Alternatively, one major advantage of the self-consistency theory is the way that it explains hypocrisy. A hypocrisy experiment that looked at condom use, found that when preaching about safe sex, subjects forced to describe their instances in which condoms were not used, significantly gained more intent for future condom use (Aronson, Fried and Stone, 1991). This would suggest that self-consistency has more to offer than the original theory. This is because the self-consistency theory can explain behaviours involving the self in a way the cognitive dissonance theory is unable to do.
[bookmark: _Hlk56983480]Conversely, criticism by the radical theory of dissonance is self-concept theories such as self-consistency are not relevant to dissonance. It has been argued that self-concept revisions are too lenient and may make predictions without referencing the dissonance ratio, defined as dissonant cognitions in comparison to the sum of dissonant and consonant cognitions, which is said to be an important aspect of dissonance (Stone, 1998). This would suggest that self-consistency has less to offer because it is too general. The conclusions gathered from the theory are do not adequately explain behaviours as they are unable to pinpoint what causes dissonance. The radical theory of cognitive dissonance also suggests that self-concept theories focus more on self-esteem maintenance than the preservation of consistency (Joule and Beauvois, 1996). This would also imply that self-consistency has less to offer because the main hypothesis of the theory appears do not apply to the behaviours that are elicited.

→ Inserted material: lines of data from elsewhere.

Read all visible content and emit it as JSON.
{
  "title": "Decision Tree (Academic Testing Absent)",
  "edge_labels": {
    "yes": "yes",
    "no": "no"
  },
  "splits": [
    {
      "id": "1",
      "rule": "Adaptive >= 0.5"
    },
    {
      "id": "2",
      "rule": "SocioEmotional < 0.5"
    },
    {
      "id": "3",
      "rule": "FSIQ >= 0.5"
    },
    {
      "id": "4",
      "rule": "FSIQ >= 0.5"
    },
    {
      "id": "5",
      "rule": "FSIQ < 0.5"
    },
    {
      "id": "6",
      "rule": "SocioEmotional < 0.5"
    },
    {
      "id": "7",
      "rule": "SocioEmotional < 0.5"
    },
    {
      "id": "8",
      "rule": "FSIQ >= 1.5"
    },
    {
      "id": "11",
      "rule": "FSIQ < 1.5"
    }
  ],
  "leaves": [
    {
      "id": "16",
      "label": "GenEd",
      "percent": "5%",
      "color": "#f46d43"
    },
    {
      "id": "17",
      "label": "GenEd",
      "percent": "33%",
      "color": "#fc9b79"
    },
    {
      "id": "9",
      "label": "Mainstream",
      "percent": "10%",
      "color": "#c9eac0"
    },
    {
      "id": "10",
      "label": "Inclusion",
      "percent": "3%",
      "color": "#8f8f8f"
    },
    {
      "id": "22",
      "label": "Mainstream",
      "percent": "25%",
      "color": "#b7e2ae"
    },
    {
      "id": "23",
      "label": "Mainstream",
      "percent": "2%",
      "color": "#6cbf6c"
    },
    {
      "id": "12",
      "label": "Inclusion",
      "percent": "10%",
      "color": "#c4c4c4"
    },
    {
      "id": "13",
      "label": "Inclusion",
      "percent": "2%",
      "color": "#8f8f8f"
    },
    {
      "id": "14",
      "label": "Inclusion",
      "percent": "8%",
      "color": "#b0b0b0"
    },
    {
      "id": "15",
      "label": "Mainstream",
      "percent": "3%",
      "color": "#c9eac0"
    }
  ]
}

As discussed, both the original cognitive dissonance theory and the self-consistency theory have advantages and disadvantages. However, cognitive dissonance has been applied to alternative topics such as marketing (Sharifi and Esfidani, 2013). Thusly the theory has more ecological validity and can be used to explain a wider range of behaviours. Additionally, the main criticism of the theory, that the dissonance resolution is influenced by moderator variables (Vaidis and Bran, 2019), is not resolved by the self-consistency revision, suggesting it too has the same issue and alluding that the theory does not have more to offer. Having said that, the self-consistency theory does offer more explanation in terms of behaviours involving the self, such as hypocrisy. Nevertheless, the theory is ultimately weakened by the criticism that self-consistency focuses on self-esteem maintenance rather than inconsistency (Joule and Beauvois, 1996). On the grounds that the theory hypothesis, that dissonance is aroused when behaviour is inconsistent with a person’s sense of self (Harmon-Jones and Harmon-Jones, 2007), does not accurately explain the behaviours demonstrated, and in essence, undermines the explanation it provides for hypocrisy. On account of this, it can be concluded that the original theory of cognitive dissonance has more to offer than self-consistency revision.